Walter Doyle, chief executive of Where Inc., which was acquired by PayPal last year, said the company’s local office has become “a center of excellence for mobile development,’’ and could add “several hundred people’’ in Boston over the coming years.
Doyle said he is in the market for expanded office space, and the group will most likely stay in Boston, as opposed to moving to Cambridge or the suburbs. Several commercial real estate brokers told the Globe that parent company eBay has been looking at sites around the city, including in the designated Innovation District in Boston’s Seaport area.
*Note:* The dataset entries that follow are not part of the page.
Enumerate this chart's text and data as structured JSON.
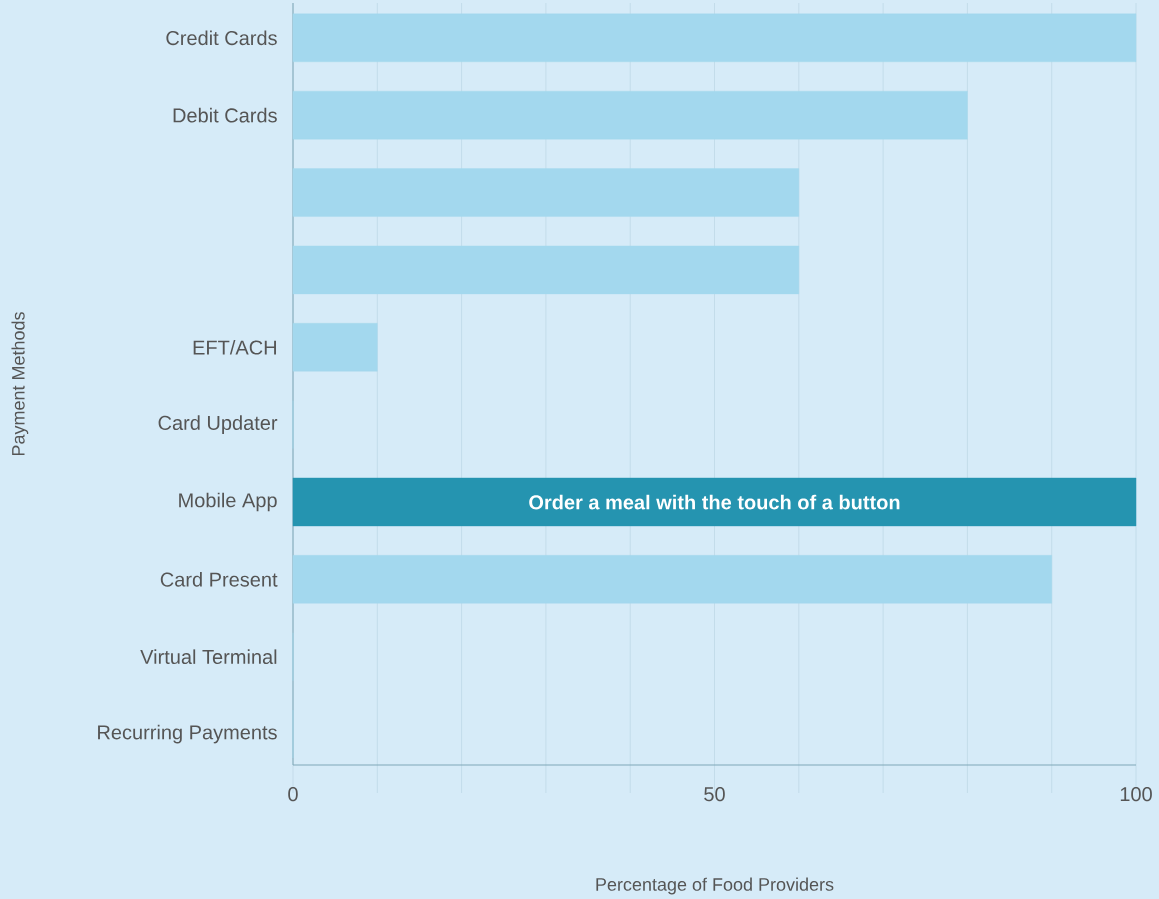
{
  "chart_data": {
    "type": "bar",
    "orientation": "horizontal",
    "xlabel": "Percentage of Food Providers",
    "ylabel": "Payment Methods",
    "categories": [
      "Credit Cards",
      "Debit Cards",
      null,
      null,
      "EFT/ACH",
      "Card Updater",
      "Mobile App",
      "Card Present",
      "Virtual Terminal",
      "Recurring Payments"
    ],
    "values": [
      100,
      80,
      60,
      60,
      10,
      0,
      100,
      90,
      0,
      0
    ],
    "colors": [
      "#a3d8ee",
      "#a3d8ee",
      "#a3d8ee",
      "#a3d8ee",
      "#a3d8ee",
      "#a3d8ee",
      "#2594b0",
      "#a3d8ee",
      "#a3d8ee",
      "#a3d8ee"
    ],
    "xlim": [
      0,
      100
    ],
    "xticks": [
      0,
      {
        "value": 10,
        "label": null
      },
      {
        "value": 20,
        "label": null
      },
      {
        "value": 30,
        "label": null
      },
      {
        "value": 40,
        "label": null
      },
      50,
      {
        "value": 60,
        "label": null
      },
      {
        "value": 70,
        "label": null
      },
      {
        "value": 80,
        "label": null
      },
      {
        "value": 90,
        "label": null
      },
      100
    ],
    "grid": "x",
    "annotations": [
      "Order a meal with the touch of a button"
    ]
  }
}
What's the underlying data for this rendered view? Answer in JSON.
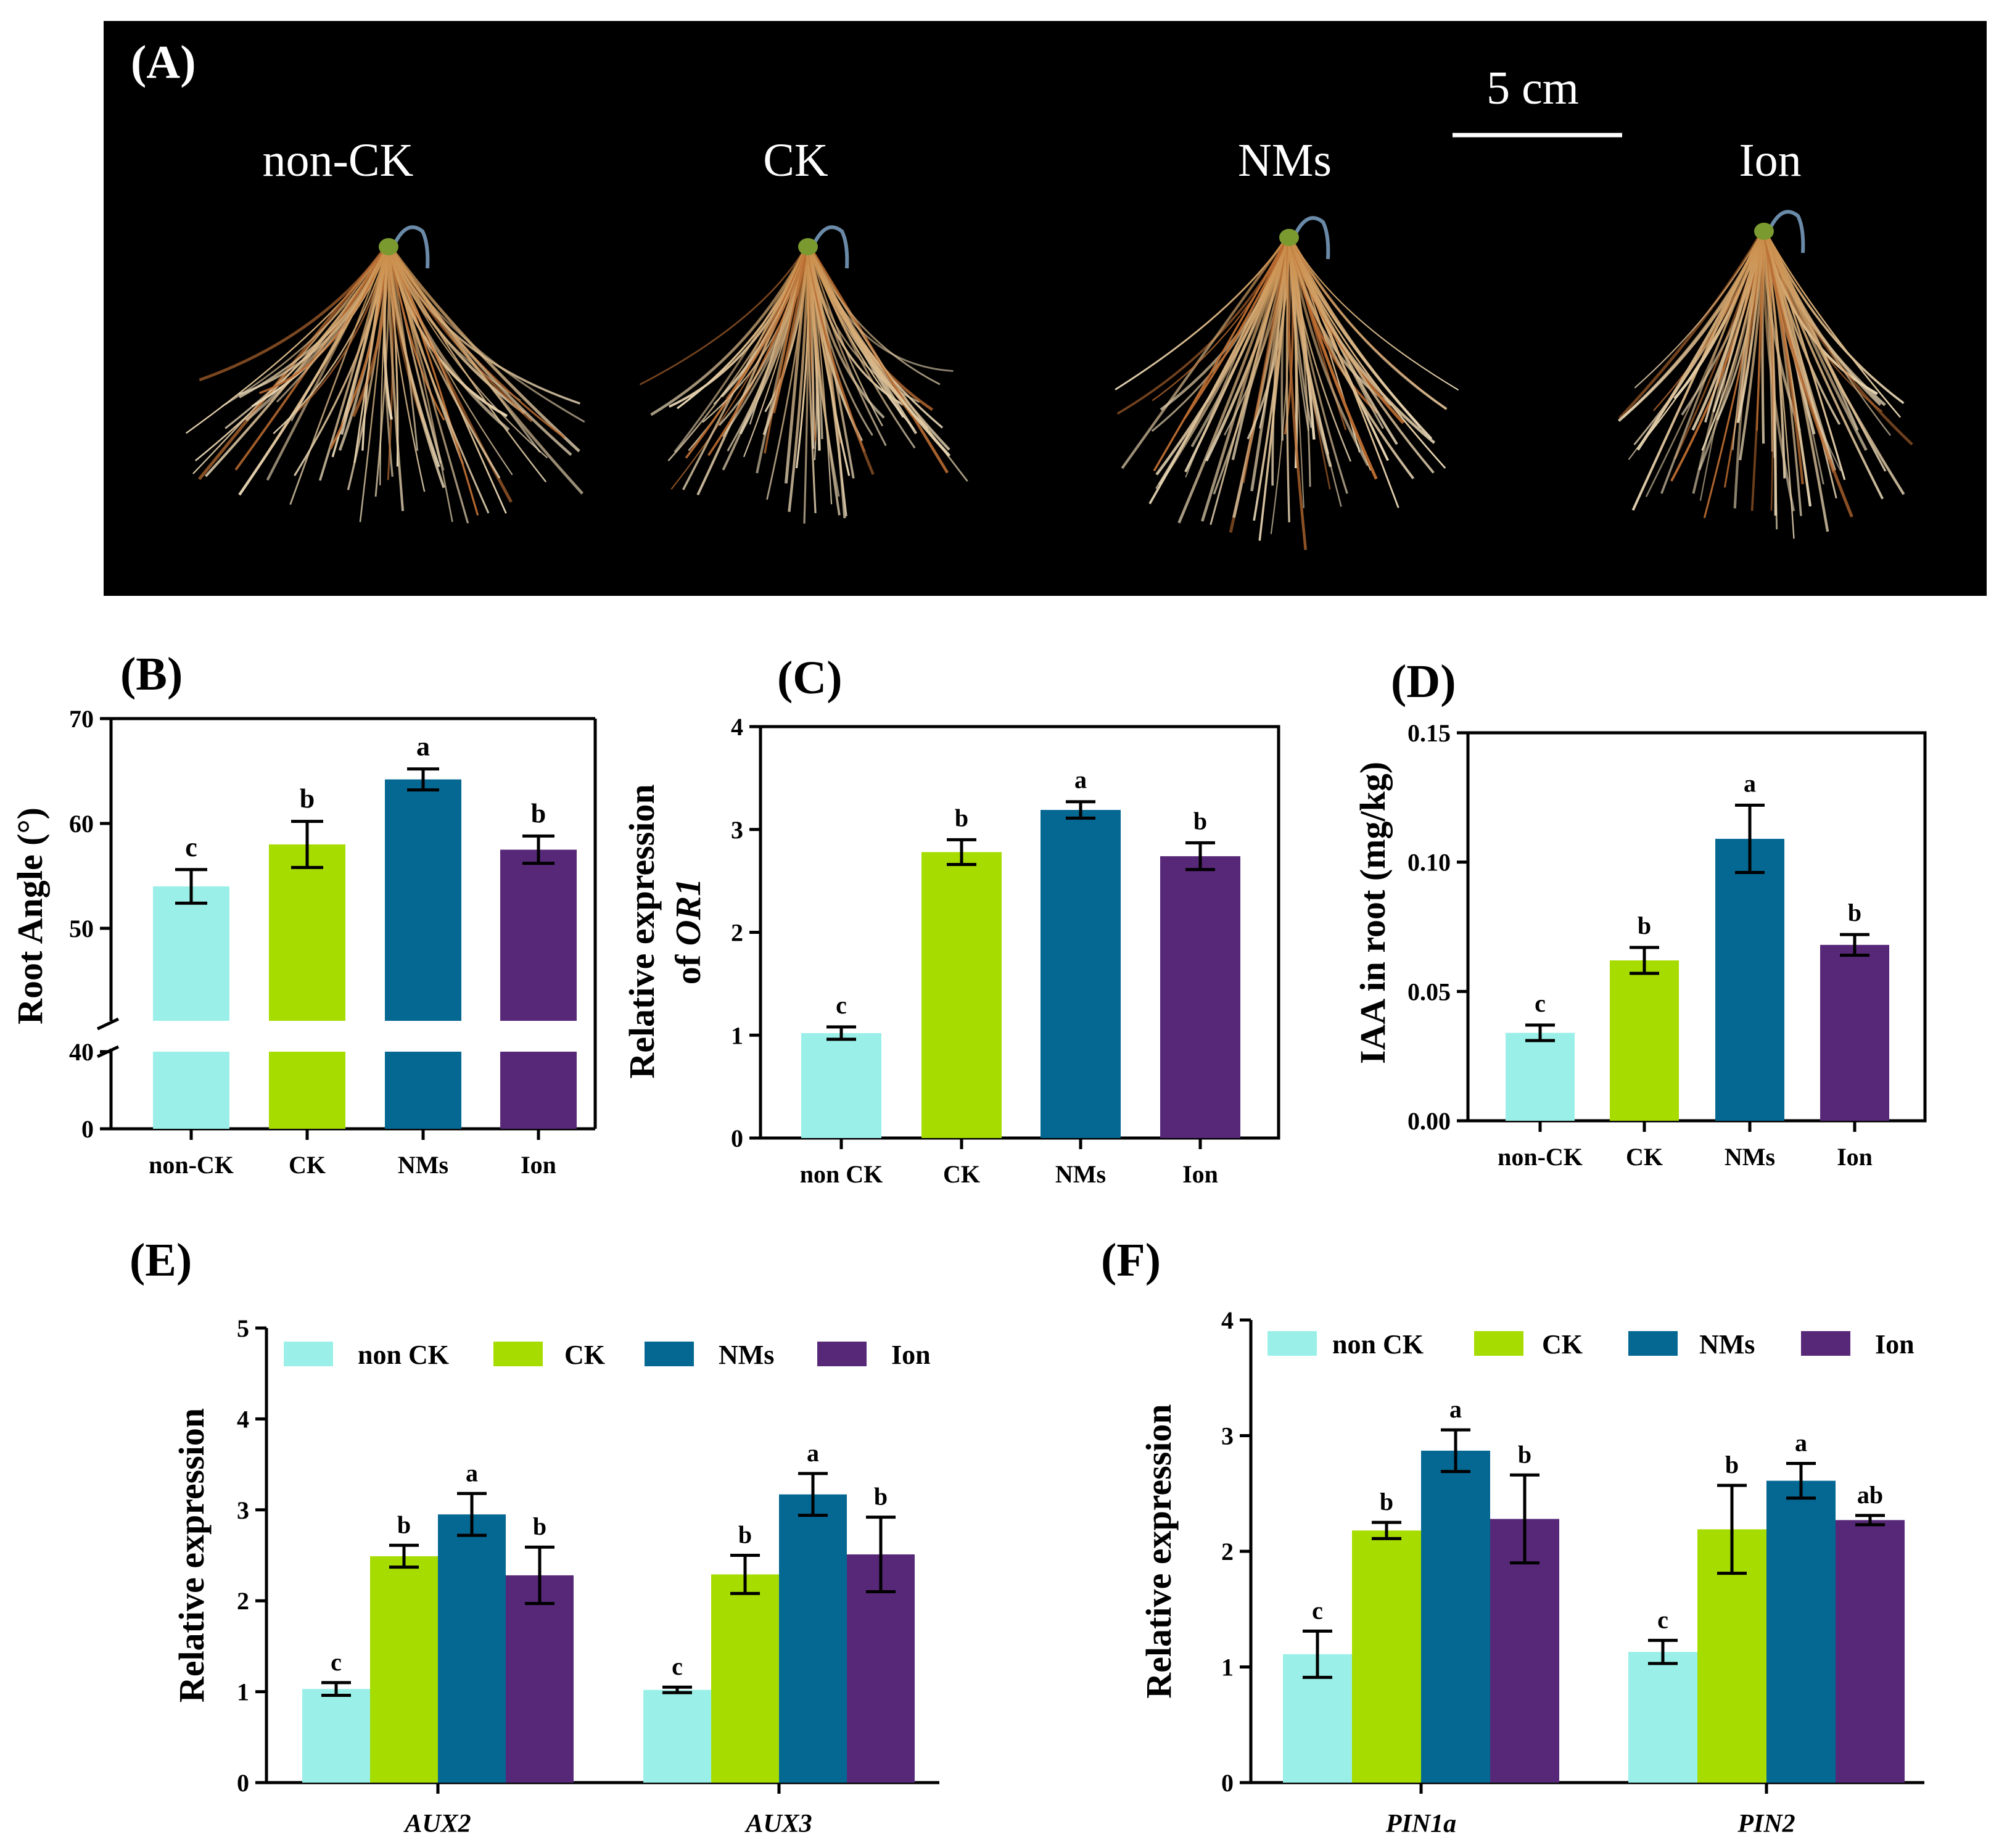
{
  "photo_panel": {
    "label": "(A)",
    "scale_bar": "5 cm",
    "samples": [
      "non-CK",
      "CK",
      "NMs",
      "Ion"
    ]
  },
  "colors": {
    "non_ck": "#9AF0E8",
    "ck": "#A6DC00",
    "nms": "#046893",
    "ion": "#582878"
  },
  "chart_data": [
    {
      "panel": "(B)",
      "type": "bar",
      "categories": [
        "non-CK",
        "CK",
        "NMs",
        "Ion"
      ],
      "values": [
        54,
        58,
        64.2,
        57.5
      ],
      "errors": [
        1.6,
        2.2,
        1.0,
        1.3
      ],
      "significance": [
        "c",
        "b",
        "a",
        "b"
      ],
      "ylabel": "Root Angle (°)",
      "ylim": [
        0,
        70
      ],
      "axis_break": [
        40,
        45
      ],
      "yticks": [
        0,
        40,
        50,
        60,
        70
      ]
    },
    {
      "panel": "(C)",
      "type": "bar",
      "categories": [
        "non CK",
        "CK",
        "NMs",
        "Ion"
      ],
      "values": [
        1.02,
        2.78,
        3.19,
        2.74
      ],
      "errors": [
        0.06,
        0.12,
        0.08,
        0.13
      ],
      "significance": [
        "c",
        "b",
        "a",
        "b"
      ],
      "ylabel_line1": "Relative expression",
      "ylabel_line2_prefix": "of",
      "ylabel_line2_gene": "OR1",
      "ylim": [
        0,
        4
      ],
      "yticks": [
        0,
        1,
        2,
        3,
        4
      ]
    },
    {
      "panel": "(D)",
      "type": "bar",
      "categories": [
        "non-CK",
        "CK",
        "NMs",
        "Ion"
      ],
      "values": [
        0.034,
        0.062,
        0.109,
        0.068
      ],
      "errors": [
        0.003,
        0.005,
        0.013,
        0.004
      ],
      "significance": [
        "c",
        "b",
        "a",
        "b"
      ],
      "ylabel": "IAA in root (mg/kg)",
      "ylim": [
        0,
        0.15
      ],
      "yticks": [
        "0.00",
        "0.05",
        "0.10",
        "0.15"
      ]
    },
    {
      "panel": "(E)",
      "type": "bar",
      "categories": [
        "AUX2",
        "AUX3"
      ],
      "series": [
        {
          "name": "non CK",
          "values": [
            1.03,
            1.02
          ],
          "errors": [
            0.07,
            0.03
          ],
          "significance": [
            "c",
            "c"
          ]
        },
        {
          "name": "CK",
          "values": [
            2.49,
            2.29
          ],
          "errors": [
            0.12,
            0.21
          ],
          "significance": [
            "b",
            "b"
          ]
        },
        {
          "name": "NMs",
          "values": [
            2.95,
            3.17
          ],
          "errors": [
            0.23,
            0.23
          ],
          "significance": [
            "a",
            "a"
          ]
        },
        {
          "name": "Ion",
          "values": [
            2.28,
            2.51
          ],
          "errors": [
            0.31,
            0.41
          ],
          "significance": [
            "b",
            "b"
          ]
        }
      ],
      "ylabel": "Relative expression",
      "ylim": [
        0,
        5
      ],
      "yticks": [
        0,
        1,
        2,
        3,
        4,
        5
      ],
      "legend": "top"
    },
    {
      "panel": "(F)",
      "type": "bar",
      "categories": [
        "PIN1a",
        "PIN2"
      ],
      "series": [
        {
          "name": "non CK",
          "values": [
            1.11,
            1.13
          ],
          "errors": [
            0.2,
            0.1
          ],
          "significance": [
            "c",
            "c"
          ]
        },
        {
          "name": "CK",
          "values": [
            2.18,
            2.19
          ],
          "errors": [
            0.07,
            0.38
          ],
          "significance": [
            "b",
            "b"
          ]
        },
        {
          "name": "NMs",
          "values": [
            2.87,
            2.61
          ],
          "errors": [
            0.18,
            0.15
          ],
          "significance": [
            "a",
            "a"
          ]
        },
        {
          "name": "Ion",
          "values": [
            2.28,
            2.27
          ],
          "errors": [
            0.38,
            0.04
          ],
          "significance": [
            "b",
            "ab"
          ]
        }
      ],
      "ylabel": "Relative expression",
      "ylim": [
        0,
        4
      ],
      "yticks": [
        0,
        1,
        2,
        3,
        4
      ],
      "legend": "top"
    }
  ]
}
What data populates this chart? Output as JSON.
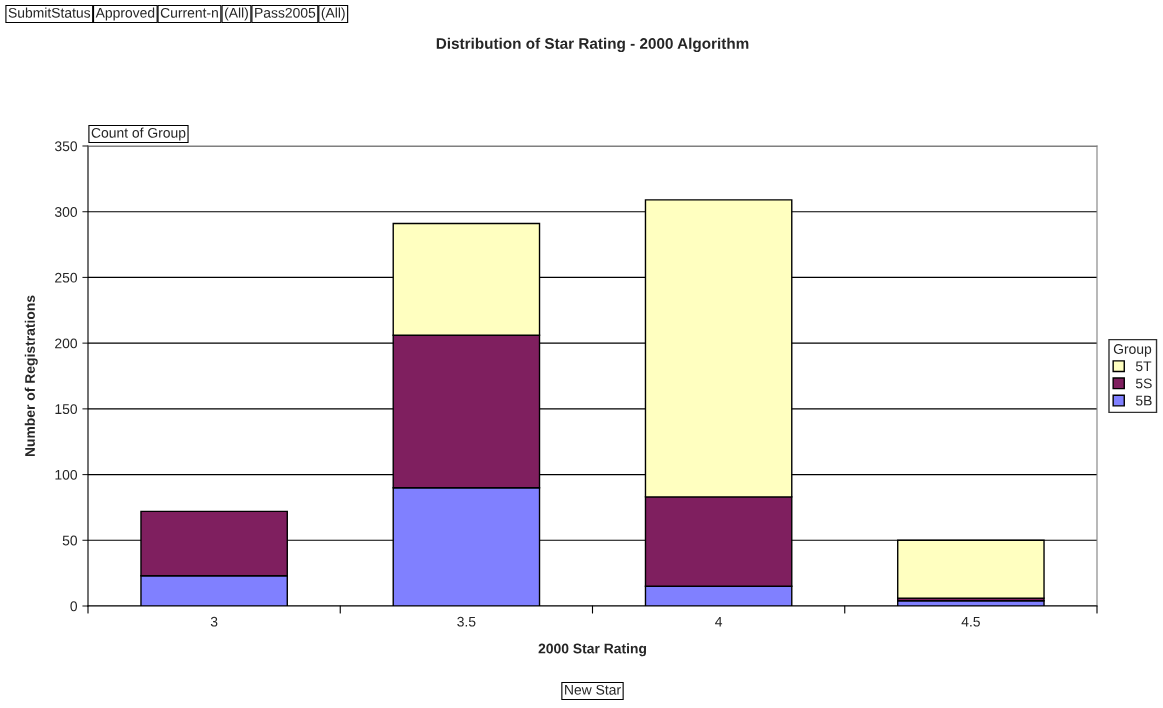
{
  "chart_data": {
    "type": "bar",
    "title": "Distribution of Star Rating - 2000 Algorithm",
    "xlabel": "2000 Star Rating",
    "ylabel": "Number of Registrations",
    "legend_title": "Group",
    "annotations": [
      "SubmitStatus",
      "Approved",
      "Current-n",
      "(All)",
      "Pass2005",
      "(All)",
      "Count of Group",
      "New Star"
    ],
    "categories": [
      "3",
      "3.5",
      "4",
      "4.5"
    ],
    "stacked": true,
    "series": [
      {
        "name": "5B",
        "color": "#8080ff",
        "values": [
          23,
          90,
          15,
          4
        ]
      },
      {
        "name": "5S",
        "color": "#7f1f5f",
        "values": [
          49,
          116,
          68,
          2
        ]
      },
      {
        "name": "5T",
        "color": "#ffffc0",
        "values": [
          null,
          85,
          226,
          44
        ]
      }
    ],
    "ylim": [
      0,
      350
    ],
    "yticks": [
      0,
      50,
      100,
      150,
      200,
      250,
      300,
      350
    ],
    "grid": "y",
    "legend": "right"
  }
}
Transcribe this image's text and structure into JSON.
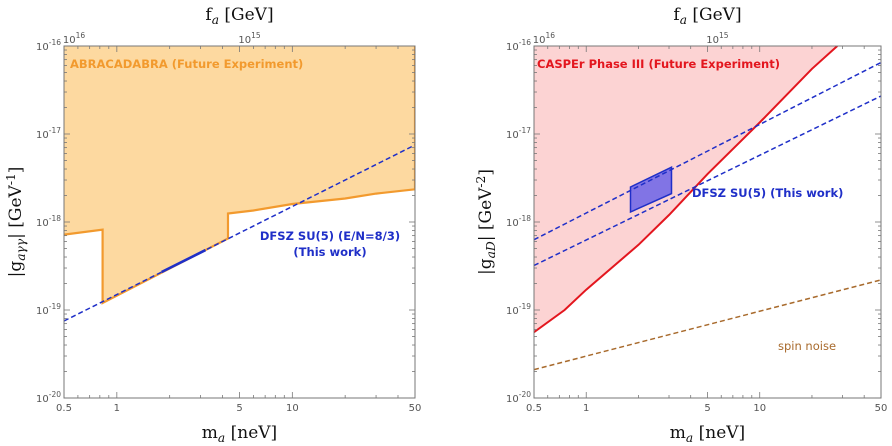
{
  "chart_data": [
    {
      "type": "line",
      "panel": "left",
      "xlabel": "m_a [neV]",
      "ylabel": "|g_aγγ| [GeV^-1]",
      "top_xlabel": "f_a [GeV]",
      "xscale": "log",
      "yscale": "log",
      "xlim": [
        0.5,
        50
      ],
      "ylim": [
        1e-20,
        1e-16
      ],
      "x_ticks": [
        "0.5",
        "1",
        "5",
        "10",
        "50"
      ],
      "y_ticks": [
        "10^-20",
        "10^-19",
        "10^-18",
        "10^-17",
        "10^-16"
      ],
      "top_ticks": [
        "10^16",
        "10^15"
      ],
      "top_tick_values_ma": [
        0.57,
        5.7
      ],
      "colors": {
        "abracadabra_fill": "#fdd9a0",
        "abracadabra_line": "#f29a2e",
        "dfsz": "#1f2fc8"
      },
      "regions": [
        {
          "name": "ABRACADABRA (Future Experiment)",
          "boundary": [
            [
              0.5,
              7.2e-19
            ],
            [
              0.83,
              8.2e-19
            ],
            [
              0.83,
              1.2e-19
            ],
            [
              4.3,
              6.5e-19
            ],
            [
              4.3,
              1.25e-18
            ],
            [
              6,
              1.35e-18
            ],
            [
              10,
              1.6e-18
            ],
            [
              20,
              1.85e-18
            ],
            [
              30,
              2.1e-18
            ],
            [
              50,
              2.35e-18
            ],
            [
              50,
              1e-16
            ]
          ]
        }
      ],
      "series": [
        {
          "name": "DFSZ SU(5) (E/N=8/3)",
          "style": "dashed",
          "x": [
            0.5,
            50
          ],
          "y": [
            7.5e-20,
            7.5e-18
          ]
        },
        {
          "name": "",
          "style": "solid",
          "x": [
            1.8,
            3.2
          ],
          "y": [
            2.7e-19,
            4.8e-19
          ]
        }
      ],
      "annotations": [
        {
          "lines": [
            "DFSZ SU(5) (E/N=8/3)",
            "(This work)"
          ]
        }
      ]
    },
    {
      "type": "line",
      "panel": "right",
      "xlabel": "m_a [neV]",
      "ylabel": "|g_aD| [GeV^-2]",
      "top_xlabel": "f_a [GeV]",
      "xscale": "log",
      "yscale": "log",
      "xlim": [
        0.5,
        50
      ],
      "ylim": [
        1e-20,
        1e-16
      ],
      "x_ticks": [
        "0.5",
        "1",
        "5",
        "10",
        "50"
      ],
      "y_ticks": [
        "10^-20",
        "10^-19",
        "10^-18",
        "10^-17",
        "10^-16"
      ],
      "top_ticks": [
        "10^16",
        "10^15"
      ],
      "top_tick_values_ma": [
        0.57,
        5.7
      ],
      "colors": {
        "casper_fill": "#fcd3d3",
        "casper_line": "#e3161e",
        "dfsz": "#1f2fc8",
        "dfsz_band": "#6b63e8",
        "spin_noise": "#a86a2c"
      },
      "regions": [
        {
          "name": "CASPEr Phase III (Future Experiment)",
          "boundary": [
            [
              0.5,
              5.6e-20
            ],
            [
              0.75,
              1e-19
            ],
            [
              1,
              1.7e-19
            ],
            [
              2,
              5.5e-19
            ],
            [
              3,
              1.2e-18
            ],
            [
              5,
              3.5e-18
            ],
            [
              10,
              1.35e-17
            ],
            [
              20,
              5.5e-17
            ],
            [
              28,
              1e-16
            ]
          ]
        }
      ],
      "series": [
        {
          "name": "DFSZ upper",
          "style": "dashed",
          "x": [
            0.5,
            50
          ],
          "y": [
            6.3e-19,
            6.5e-17
          ]
        },
        {
          "name": "DFSZ lower",
          "style": "dashed",
          "x": [
            0.5,
            50
          ],
          "y": [
            3.2e-19,
            2.7e-17
          ]
        },
        {
          "name": "spin noise",
          "style": "dashed",
          "x": [
            0.5,
            50
          ],
          "y": [
            2.1e-20,
            2.2e-19
          ]
        }
      ],
      "band": {
        "name": "DFSZ SU(5) (This work)",
        "x": [
          1.8,
          3.1
        ],
        "upper": [
          2.5e-18,
          4.2e-18
        ],
        "lower": [
          1.3e-18,
          2.1e-18
        ]
      },
      "annotations": [
        {
          "lines": [
            "DFSZ SU(5) (This work)"
          ]
        },
        {
          "lines": [
            "spin noise"
          ]
        }
      ]
    }
  ]
}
In the November meeting, state officials “made the case for Massachusetts: the strong and growing industry cluster, the talent pool,’’ said Gregory Bialecki, the state’s secretary for Housing and Economic Development, via e-mail. State officials also invited PayPal to talk to other well-known technology companies that have boosted their local operations.
Software maker Microsoft Corp., Internet search service Google Inc., and network equipment maker Cisco Systems Inc. are among the large companies headquartered on the West Coast that have increased their presence in Massachusetts, where they can tap into the state’s technology workforce.
Last week, Thompson, a Raynham native and Stonehill College alumnus, was hired away from PayPal to become Yahoo Inc.’s new chief executive. But according to Doyle, eBay’s government relations staff plans to pay another visit to Beacon Hill next week to continue the discussions.
One possible topic of conversation will be whether the state will offer PayPal a tax break in return for adding jobs here, a subject that Bialecki said was not broached at the November meeting. Tax “incentives often aren’t the primary issue for companies like this,’’ he said.